The identification of SERCA (sarco/endoplasmic reticulum calcium ATPase) as a target for modulating gain-of-function NOTCH1 mutations in Notch-dependent cancers has spurred the development of this compound class for cancer therapeutics. Despite the innate toxicity challenge associated with SERCA inhibition, we identified CAD204520, a small molecule with better drug-like properties and reduced off-target Ca²⁺ toxicity compared with the SERCA inhibitor thapsigargin. In this work, we describe the properties and complex structure of CAD204520 and show that CAD204520 preferentially targets mutated over wild-type NOTCH1 proteins in T cell acute lymphoblastic leukemia (T-ALL) and mantle cell lymphoma (MCL). Uniquely among SERCA inhibitors, CAD204520 suppresses NOTCH1-mutated leukemic cells in a T-ALL xenografted model without causing cardiac toxicity. This study supports the development of SERCA inhibitors for Notch-dependent cancers and extends their application to cases with isolated mutations in the PEST degradation domain of NOTCH1, such as MCL or chronic lymphocytic leukemia (CLL).

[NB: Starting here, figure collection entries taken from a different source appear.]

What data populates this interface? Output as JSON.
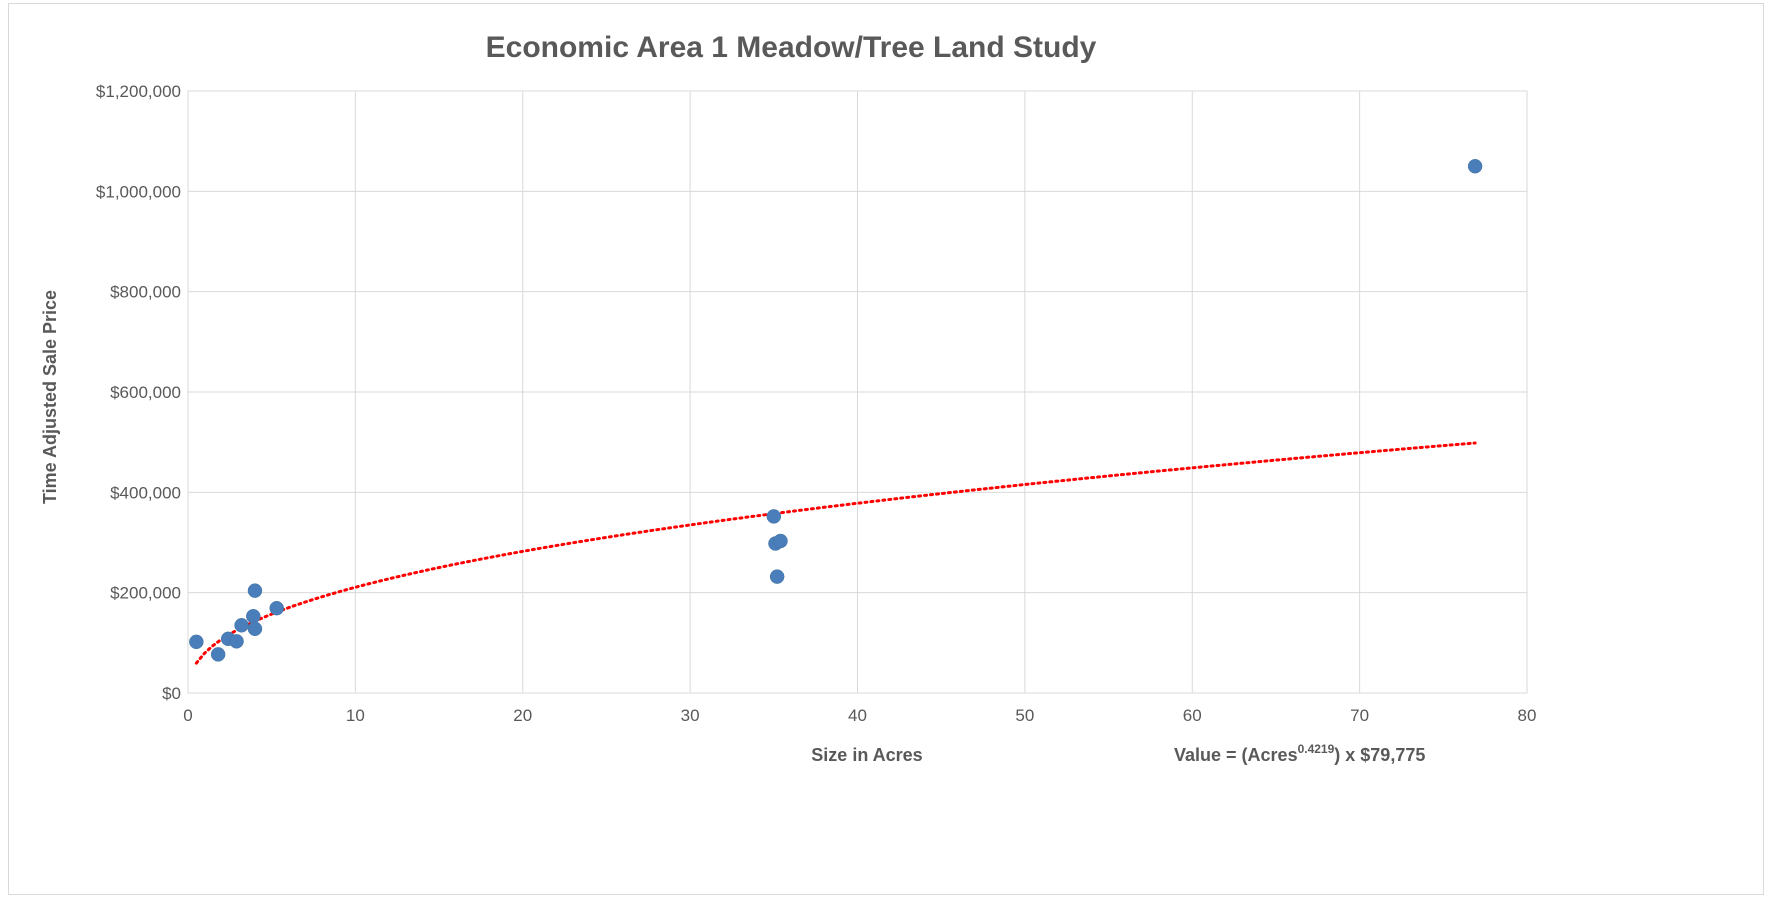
{
  "chart_data": {
    "type": "scatter",
    "title": "Economic Area 1 Meadow/Tree Land Study",
    "xlabel": "Size in Acres",
    "ylabel": "Time Adjusted Sale Price",
    "xlim": [
      0,
      80
    ],
    "ylim": [
      0,
      1200000
    ],
    "x_ticks": [
      0,
      10,
      20,
      30,
      40,
      50,
      60,
      70,
      80
    ],
    "x_tick_labels": [
      "0",
      "10",
      "20",
      "30",
      "40",
      "50",
      "60",
      "70",
      "80"
    ],
    "y_ticks": [
      0,
      200000,
      400000,
      600000,
      800000,
      1000000,
      1200000
    ],
    "y_tick_labels": [
      "$0",
      "$200,000",
      "$400,000",
      "$600,000",
      "$800,000",
      "$1,000,000",
      "$1,200,000"
    ],
    "grid": true,
    "legend": "none",
    "points": [
      {
        "x": 0.5,
        "y": 102000
      },
      {
        "x": 1.8,
        "y": 77000
      },
      {
        "x": 2.4,
        "y": 108000
      },
      {
        "x": 2.9,
        "y": 103000
      },
      {
        "x": 3.2,
        "y": 135000
      },
      {
        "x": 3.9,
        "y": 153000
      },
      {
        "x": 4.0,
        "y": 128000
      },
      {
        "x": 4.0,
        "y": 204000
      },
      {
        "x": 5.3,
        "y": 169000
      },
      {
        "x": 35.0,
        "y": 352000
      },
      {
        "x": 35.1,
        "y": 298000
      },
      {
        "x": 35.4,
        "y": 303000
      },
      {
        "x": 35.2,
        "y": 232000
      },
      {
        "x": 76.9,
        "y": 1050000
      }
    ],
    "trendline": {
      "type": "power",
      "exponent": 0.4219,
      "coefficient": 79775,
      "x_range": [
        0.5,
        76.9
      ],
      "formula_prefix": "Value = (Acres",
      "formula_exponent": "0.4219",
      "formula_suffix": ") x $79,775"
    },
    "colors": {
      "points": "#4a7ebb",
      "trendline": "#ff0000",
      "grid": "#d9d9d9",
      "text": "#595959"
    }
  }
}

SERCA（肌肉/内质网钙 ATP 酶）作为调节 Notch 依赖性癌症中功能获得性NOTCH1突变的靶标的鉴定，刺激了此类癌症治疗化合物的开发。尽管存在与 SERCA 抑制相关的先天毒性挑战，但我们还是鉴定出了 CAD204520，这是一种小分子，与 SERCA 抑制剂毒胡萝卜素相比，具有更好的药物样特性并降低了脱靶 Ca ²⁺毒性。在这项工作中，我们描述了 CAD204520 的特性和复杂结构，并表明 CAD204520 优先针对 T 细胞急性淋巴细胞白血病 (T-ALL) 和套细胞淋巴瘤 (MCL) 中的突变型 NOTCH1 蛋白。在 SERCA 抑制剂中，CAD204520 是独一无二的，它可以抑制 T-ALL 异种移植模型中的NOTCH1突变白血病细胞，而不会引起心脏毒性。这项研究支持开发针对 Notch 依赖性癌症的 SERCA 抑制剂，并将其应用扩展到NOTCH1 PEST 降解结构域中存在孤立突变的病例，例如 MCL 或慢性淋巴细胞白血病 (CLL)。